К нам вышел маленький худенький человек в костюме и гриме Бармалея. Когда мы предложили ему руководить Студенческим театром МГУ, он испугался: «Я? Университетским театром?! Да я не смогу!..» Но мы его уговорили.
Тогда же в «Новом мире» напечатали пьесу Павла Когоута «Такая любовь». Для того времени она была странная, непривычная, с повтором сцен – одни и те же эпизоды проигрывались в сознании разных персонажей. Мы взяли эту пьесу.
Как всегда бывает в театре при счастливом стечении обстоятельств, «Такая любовь» стала коллективным творчеством. В ход пошло все: и знания «старейшин» – в университетском театре играли и преподаватели, – и молодая энергия Ролана Быкова. Главную роль сыграла Ия Саввина, я – жену главного героя. «Такая любовь» стала событием. Это был второй спектакль (после «Современника»), на который пошла «вся Москва».
После этого успеха Быкова пригласили в Ленинград сниматься в роли Башмачкина в «Шинели». Там же ему предложили руководить театром, и он оставил нашу Студию. Так на самом взлете, уже вкусив хорошую публику, мы опять оказались без руководителя. Пошли какие-то традиционные постановки, например режиссер Калиновский сделал спектакль «Здравствуй, Катя!» – обычный спектакль по советской пьесе. Мы поехали с ним на целину, целый месяц катали его по степям, иногда играли на сцене из составленных рядом грузовиков.

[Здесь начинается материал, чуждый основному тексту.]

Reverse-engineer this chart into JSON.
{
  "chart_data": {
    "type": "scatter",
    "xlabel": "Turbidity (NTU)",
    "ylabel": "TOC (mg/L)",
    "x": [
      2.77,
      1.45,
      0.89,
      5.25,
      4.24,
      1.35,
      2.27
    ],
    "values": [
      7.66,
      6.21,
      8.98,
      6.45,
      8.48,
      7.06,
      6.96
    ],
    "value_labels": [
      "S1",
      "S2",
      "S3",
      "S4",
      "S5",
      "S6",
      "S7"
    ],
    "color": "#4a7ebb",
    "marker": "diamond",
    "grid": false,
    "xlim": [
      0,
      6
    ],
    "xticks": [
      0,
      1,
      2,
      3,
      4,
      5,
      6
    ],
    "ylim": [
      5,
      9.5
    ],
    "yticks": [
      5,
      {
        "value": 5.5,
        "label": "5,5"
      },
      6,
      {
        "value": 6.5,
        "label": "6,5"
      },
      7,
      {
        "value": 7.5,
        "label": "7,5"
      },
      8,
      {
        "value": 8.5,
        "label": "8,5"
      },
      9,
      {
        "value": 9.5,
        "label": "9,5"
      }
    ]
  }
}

Тем не менее оставаться без руководителя театру было нельзя, и тогда его возглавил Сергей Юткевич. После мобильной, интересной, демократичной работы с Быковым, когда в одном спектакле человек играл, а на другом был осветителем (я, например, была и актрисой, и реквизитором), представления Юткевича о театральной иерархии показались нам устаревшими. Нам хотелось сохранить студийность, но, к сожалению, в одну и ту же реку нельзя войти дважды. Наш театр раскололся, и мы организовали просмотр для набора в студию при Театре Ленинского комсомола.
Колеватову, директору «Ленкома», понравилась идея создания двухгодичной студии, выпускники которой пополняли бы актерский состав. По всей Москве были расклеены объявления о наборе.